Gençlerin derdi var biliyorum. Hiç meraklanmayın. Bu ülkenin bugünü de sizsiniz, geçmişi de sizdiniz, geleceği de siz olacaksınız. Türkiye’nin geçmişinde de büyük mücadeleler verdiniz, geleceğinde de büyük mücadeleler vereceksiniz. Bu ülkeyi büyütecek olan sizin azminiz, sizin kararlılığınız. Ben de bu azmin ve kararlılığın yanında olacağım. Önünüzdeki bütün engelleri kaldırmak, benim boynumun borcu olacak.

Partimize yeni katılan arkadaşlarımız var. Gelin, katılın partiye. Güç verin partiye. Beraber, birlikte olmak zorundayız. Hedefimiz bu memlekette sorunları çözmek, beraber kardeşçe yaşamak, alın terine değer vermek, bu ülkede yoksulluğu ve yolsuzluğu tamamen bitirmek.

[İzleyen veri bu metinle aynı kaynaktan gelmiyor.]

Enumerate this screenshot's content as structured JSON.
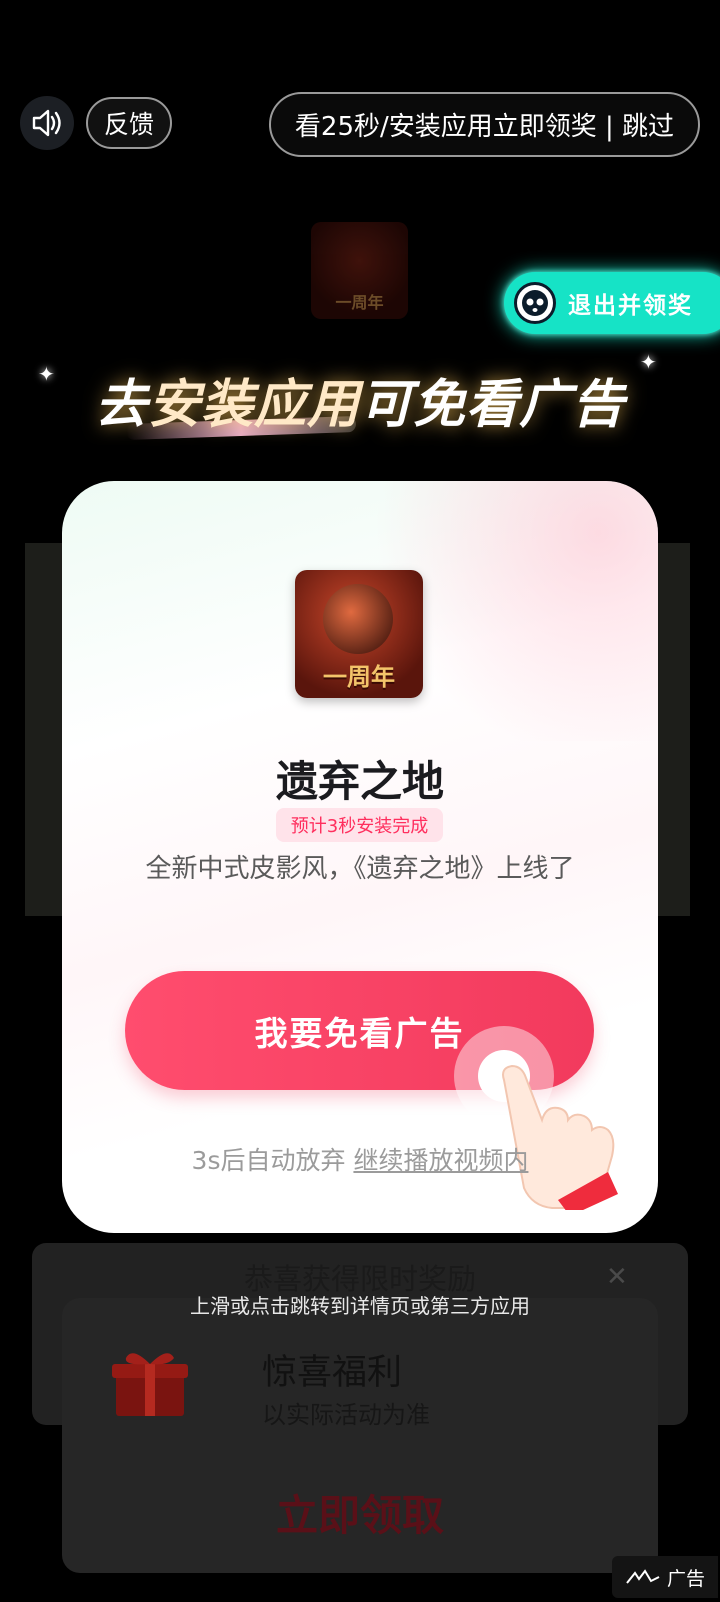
{
  "top_bar": {
    "volume_icon": "speaker-icon",
    "feedback_label": "反馈",
    "skip_label": "看25秒/安装应用立即领奖 | 跳过"
  },
  "background": {
    "small_icon_text": "一周年"
  },
  "exit_pill": {
    "icon": "ghost-face-icon",
    "label": "退出并领奖"
  },
  "headline": {
    "part1": "去",
    "part2": "安装应用",
    "part3": "可免看广告"
  },
  "card": {
    "app_icon_banner": "一周年",
    "app_name": "遗弃之地",
    "install_badge": "预计3秒安装完成",
    "description": "全新中式皮影风，《遗弃之地》上线了",
    "cta_label": "我要免看广告",
    "giveup_prefix": "3s后自动放弃",
    "giveup_link": "继续播放视频内"
  },
  "reward_overlay": {
    "title": "恭喜获得限时奖励",
    "swipe_hint": "上滑或点击跳转到详情页或第三方应用",
    "welfare_title": "惊喜福利",
    "welfare_subtitle": "以实际活动为准",
    "claim_label": "立即领取"
  },
  "ad_tag": {
    "label": "广告"
  },
  "colors": {
    "accent": "#f23a5d",
    "teal": "#16e3c6",
    "background": "#000000"
  }
}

"TORPİLİ TAMAMEN KALDIRACAĞIM"

Gençler torpilden söz ettiler, göreceksiniz torpili tamamen kaldıracağım. Kimin ne hakkı varsa hakkını teslim edeceğim. Ben hakkı teslim etmezsem, adaletten yana olmazsam niye siyaset yapıyorum. Siyaset yapmanın temel hedefi hakkı, hukuku ve adaleti sağlamaktır. Kesinlikle bunu yerine getireceğim.”